On paying attention to the little things: Kevin and Rob are each other’s yin and yang; that is why they are such a great team. On any given night Kevin and Rob would visit the restaurant, often traveling to the other restaurants in the group together. Kevin would immediately look at the books, see if we had any of our many regulars or any VIPs in house, or if we had ran into any issues that evening. Rob, on the other hand, would make a beeline for the dining room, to see the room and check the ambiance. Giuseppe Tentori would be watching the dining room from behind the curtain, watching diners, making notes about service. Often they would then, within mere seconds of each other, come up to me: Giuseppe with service directions, table timing, and such; Kevin with suggestions for seating adjustments, tables to touch, regulars and VIPS to watch out for; and Rob with suggestions to adjusts the lights or music. Mostly the lights — oh, the lights! I remember Rob telling me with a smile, “If you are not checking/adjusting the lights every 15 minutes, you are not doing your job.” And it wasn’t just the kitchen notes from GT nor the ambiance Rob was really talking about, just as it wasn’t the hospitality-driven thoughts that Kevin needed to make me aware of. It was all of them teaching me to pay attention to the little things.

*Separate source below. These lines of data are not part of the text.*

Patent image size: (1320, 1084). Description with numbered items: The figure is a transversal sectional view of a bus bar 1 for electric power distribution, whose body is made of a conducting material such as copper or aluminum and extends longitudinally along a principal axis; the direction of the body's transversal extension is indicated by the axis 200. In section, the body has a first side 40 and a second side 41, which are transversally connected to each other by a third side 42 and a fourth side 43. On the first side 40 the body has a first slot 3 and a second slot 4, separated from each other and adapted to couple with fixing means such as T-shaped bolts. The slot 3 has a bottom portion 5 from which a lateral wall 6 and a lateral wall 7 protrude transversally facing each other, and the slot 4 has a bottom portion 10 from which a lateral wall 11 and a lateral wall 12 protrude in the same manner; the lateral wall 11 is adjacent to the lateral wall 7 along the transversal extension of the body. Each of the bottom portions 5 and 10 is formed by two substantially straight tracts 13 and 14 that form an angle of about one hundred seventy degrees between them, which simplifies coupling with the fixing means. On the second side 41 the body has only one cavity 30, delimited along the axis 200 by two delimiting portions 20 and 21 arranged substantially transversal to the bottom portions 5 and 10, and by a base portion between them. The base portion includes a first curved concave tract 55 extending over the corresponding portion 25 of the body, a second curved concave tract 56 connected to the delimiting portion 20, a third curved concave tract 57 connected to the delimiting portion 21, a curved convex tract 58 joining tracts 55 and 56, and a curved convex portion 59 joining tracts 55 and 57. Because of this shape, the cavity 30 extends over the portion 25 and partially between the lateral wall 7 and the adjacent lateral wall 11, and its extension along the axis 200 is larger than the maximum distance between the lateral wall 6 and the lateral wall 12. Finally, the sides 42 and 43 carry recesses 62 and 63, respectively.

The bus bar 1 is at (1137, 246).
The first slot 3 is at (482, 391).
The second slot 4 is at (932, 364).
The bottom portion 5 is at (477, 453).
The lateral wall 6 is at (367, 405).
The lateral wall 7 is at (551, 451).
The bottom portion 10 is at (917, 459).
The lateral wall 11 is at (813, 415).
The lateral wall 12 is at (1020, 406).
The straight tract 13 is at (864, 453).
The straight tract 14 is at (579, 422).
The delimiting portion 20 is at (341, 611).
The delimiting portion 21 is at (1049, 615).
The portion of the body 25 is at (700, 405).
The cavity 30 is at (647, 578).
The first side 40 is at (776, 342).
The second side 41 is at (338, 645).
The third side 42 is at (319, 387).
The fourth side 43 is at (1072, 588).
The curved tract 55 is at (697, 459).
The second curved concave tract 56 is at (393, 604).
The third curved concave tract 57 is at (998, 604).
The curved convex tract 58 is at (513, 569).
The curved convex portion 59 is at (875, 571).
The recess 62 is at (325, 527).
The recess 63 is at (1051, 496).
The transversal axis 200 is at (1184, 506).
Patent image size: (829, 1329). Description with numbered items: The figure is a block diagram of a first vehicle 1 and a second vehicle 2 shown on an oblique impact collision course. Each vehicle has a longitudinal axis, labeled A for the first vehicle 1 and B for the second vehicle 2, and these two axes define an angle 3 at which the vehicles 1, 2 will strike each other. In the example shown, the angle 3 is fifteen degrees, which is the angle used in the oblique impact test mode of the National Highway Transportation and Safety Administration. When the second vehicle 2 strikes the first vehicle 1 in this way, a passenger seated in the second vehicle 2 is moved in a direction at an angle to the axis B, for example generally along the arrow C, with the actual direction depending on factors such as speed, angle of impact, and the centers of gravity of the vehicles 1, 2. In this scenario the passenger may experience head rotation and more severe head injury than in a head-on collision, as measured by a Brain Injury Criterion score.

Because in fine dining, a restaurant survives based on its ability to do the big things right, but thrives on its ability to do the small things well.
Meg Galus, pastry chef at Boka
On Boka as a family: At Boka, there is none of the common division between front and back of house, or different teams within the restaurant. The whole staff even comes together for meals and celebrations on holidays when we’re closed, because we consider ourselves to be extended family. There are even some regular guests who come to these events to celebrate with us — that’s how far the feeling of family extends.
On empowerment: What I really appreciate about Kevin and Rob is that they empower the people they put in place to run the restaurants. This is one of the things that has contributed to us having such a diverse set of restaurants within the group. The chef-partners and management teams have the responsibility for, and therefore the ownership of, the operations, from financials to steps of service and employee culture. We’re lucky to have the backend support system of a large group, and also be able to maintain the feel of small independent restaurants where everyone can feel their impact on the guest experience and bottom line.